A war in Iraq would add to those costs. The last war against Hussein cost about $60 billion. Lawrence J. Korb, an assistant secretary of Defense for manpower under President Reagan, says a second Gulf War wouldn't cost as much initially because it would probably require fewer troops.

But an unexpectedly long war would increase the financial (not to mention, human) cost. And, Korb notes, the cost of reconstructing a post-Saddam Iraq would add to the final bill--to the point where he believes a second war in the Gulf would ultimately cost as much as the first.

Then there is the cost of hardening American defenses against terrorism.

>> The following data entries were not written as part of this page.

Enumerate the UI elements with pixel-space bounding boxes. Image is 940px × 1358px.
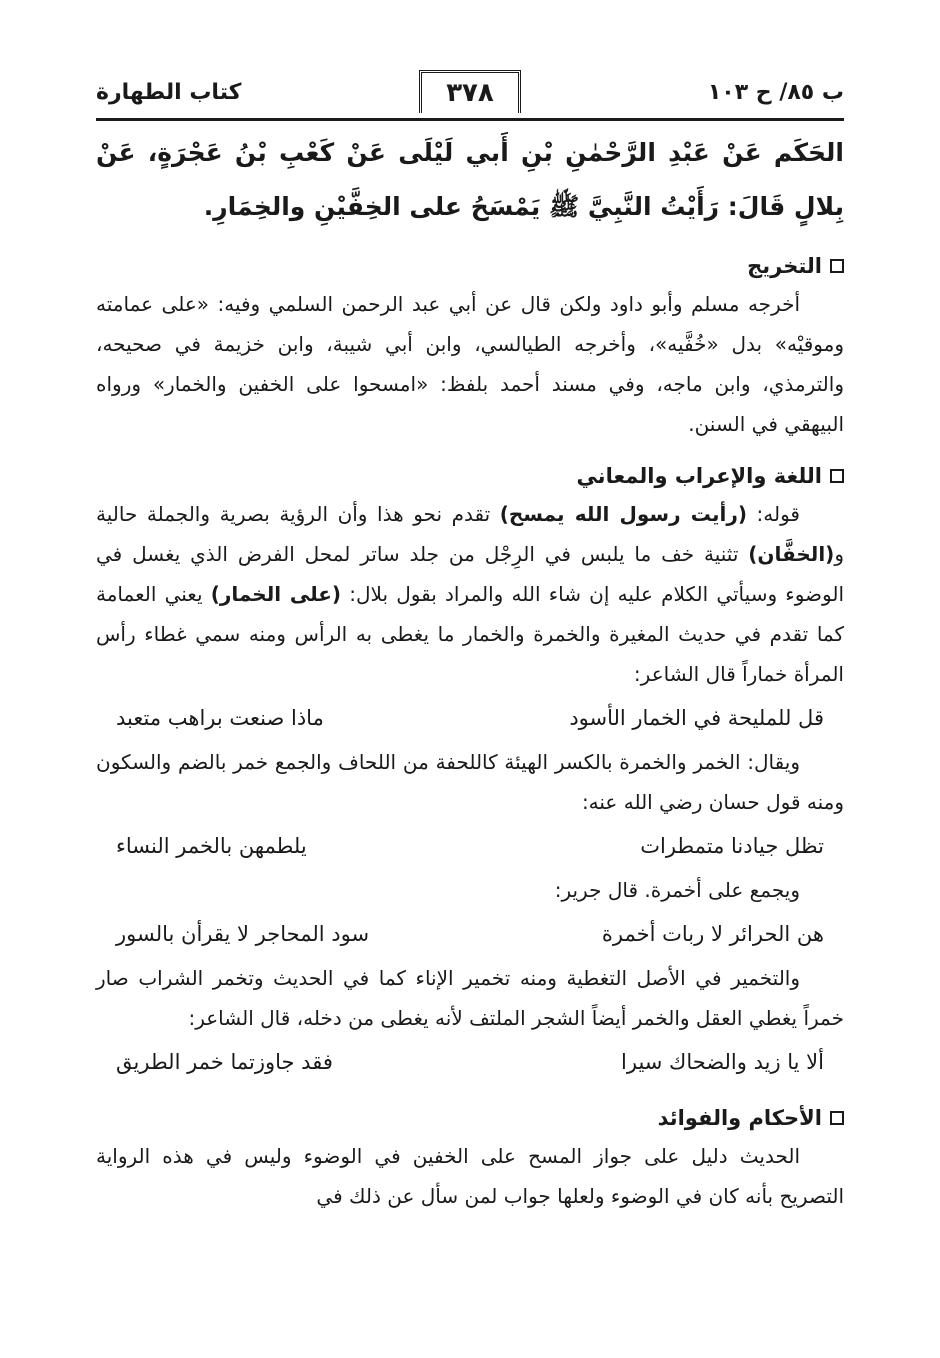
section-heading-takhrij — [96, 254, 844, 278]
page-content — [96, 126, 844, 1216]
text-span: قوله: — [746, 502, 800, 526]
poetry-verse-4 — [96, 1038, 844, 1086]
text-span: تقدم نحو هذا وأن الرؤية بصرية والجملة حالية و — [96, 502, 844, 566]
text-span: تثنية خف ما يلبس في الرِجْل من جلد ساتر لمحل الفرض الذي يغسل في الوضوء وسيأتي الكلام عليه إن شاء الله والمراد بقول بلال: — [96, 542, 845, 606]
section-heading-ahkam — [96, 1106, 844, 1130]
lugha-paragraph-4: والتخمير في الأصل التغطية ومنه تخمير الإناء كما في الحديث وتخمر الشراب صار خمراً يغطي العقل والخمر أيضاً الشجر الملتف لأنه يغطى من دخله، قال الشاعر: — [96, 966, 844, 1030]
verse-second-hemistich: يلطمهن بالخمر النساء — [116, 834, 307, 858]
book-title: كتاب الطهارة — [96, 80, 242, 105]
verse-second-hemistich: فقد جاوزتما خمر الطريق — [116, 1050, 333, 1074]
verse-first-hemistich: تظل جيادنا متمطرات — [640, 834, 824, 858]
section-title-takhrij: التخريج — [747, 254, 822, 278]
lugha-paragraph-2: ويقال: الخمر والخمرة بالكسر الهيئة كاللحفة من اللحاف والجمع خمر بالضم والسكون ومنه قول حسان رضي الله عنه: — [96, 750, 844, 814]
section-heading-lugha — [96, 464, 844, 488]
verse-first-hemistich: قل للمليحة في الخمار الأسود — [569, 706, 824, 730]
ahkam-paragraph: الحديث دليل على جواز المسح على الخفين في الوضوء وليس في هذه الرواية التصريح بأنه كان في الوضوء ولعلها جواب لمن سأل عن ذلك في — [96, 1144, 844, 1208]
lugha-paragraph-3: ويجمع على أخمرة. قال جرير: — [554, 878, 800, 902]
square-bullet-icon — [830, 1111, 844, 1125]
bold-term: (الخفَّان) — [748, 542, 835, 566]
text-span: يعني العمامة كما تقدم في حديث المغيرة والخمرة والخمار ما يغطى به الرأس ومنه سمي غطاء رأس المرأة خماراً قال الشاعر: — [96, 582, 844, 686]
hadith-text: الحَكَم عَنْ عَبْدِ الرَّحْمٰنِ بْنِ أَبي لَيْلَى عَنْ كَعْبِ بْنُ عَجْرَةٍ، عَنْ بِلالٍ قَالَ: رَأَيْتُ النَّبِيَّ ﷺ يَمْسَحُ على الخِفَّيْنِ والخِمَارِ. — [96, 138, 844, 221]
verse-first-hemistich: ألا يا زيد والضحاك سيرا — [621, 1050, 824, 1074]
square-bullet-icon — [830, 259, 844, 273]
verse-second-hemistich: سود المحاجر لا يقرأن بالسور — [116, 922, 370, 946]
poetry-verse-1 — [96, 694, 844, 742]
poetry-verse-3 — [96, 910, 844, 958]
page-header — [96, 70, 844, 121]
takhrij-paragraph: أخرجه مسلم وأبو داود ولكن قال عن أبي عبد الرحمن السلمي وفيه: «على عمامته وموقيْه» بدل «خُفَّيه»، وأخرجه الطيالسي، وابن أبي شيبة، وابن خزيمة في صحيحه، والترمذي، وابن ماجه، وفي مسند أحمد بلفظ: «امسحوا على الخفين والخمار» ورواه البيهقي في السنن. — [96, 292, 844, 436]
page-number: ٣٧٨ — [419, 70, 521, 113]
verse-second-hemistich: ماذا صنعت براهب متعبد — [116, 706, 324, 730]
lugha-paragraph-1 — [96, 494, 844, 694]
verse-first-hemistich: هن الحرائر لا ربات أخمرة — [601, 922, 824, 946]
section-title-lugha: اللغة والإعراب والمعاني — [576, 464, 822, 488]
bold-term: (على الخمار) — [210, 582, 342, 606]
square-bullet-icon — [830, 469, 844, 483]
bold-term: (رأيت رسول الله يمسح) — [499, 502, 747, 526]
section-title-ahkam: الأحكام والفوائد — [657, 1106, 822, 1130]
chapter-reference: ب ٨٥/ ح ١٠٣ — [707, 80, 844, 105]
poetry-verse-2 — [96, 822, 844, 870]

This year, Bush is seeking $38 billion in federal spending for homeland security, about double the amount two years ago. Thumbing through the national strategy for homeland security the White House published this summer, it's clear the administration envisions those numbers rising further.

The plan is filled with big-ticket ambitions: developing "smart borders," "recapitalizing" the Coast Guard, inventing a new generation of vaccines and massively increasing federal support for local emergency agencies. None of that will be cheap.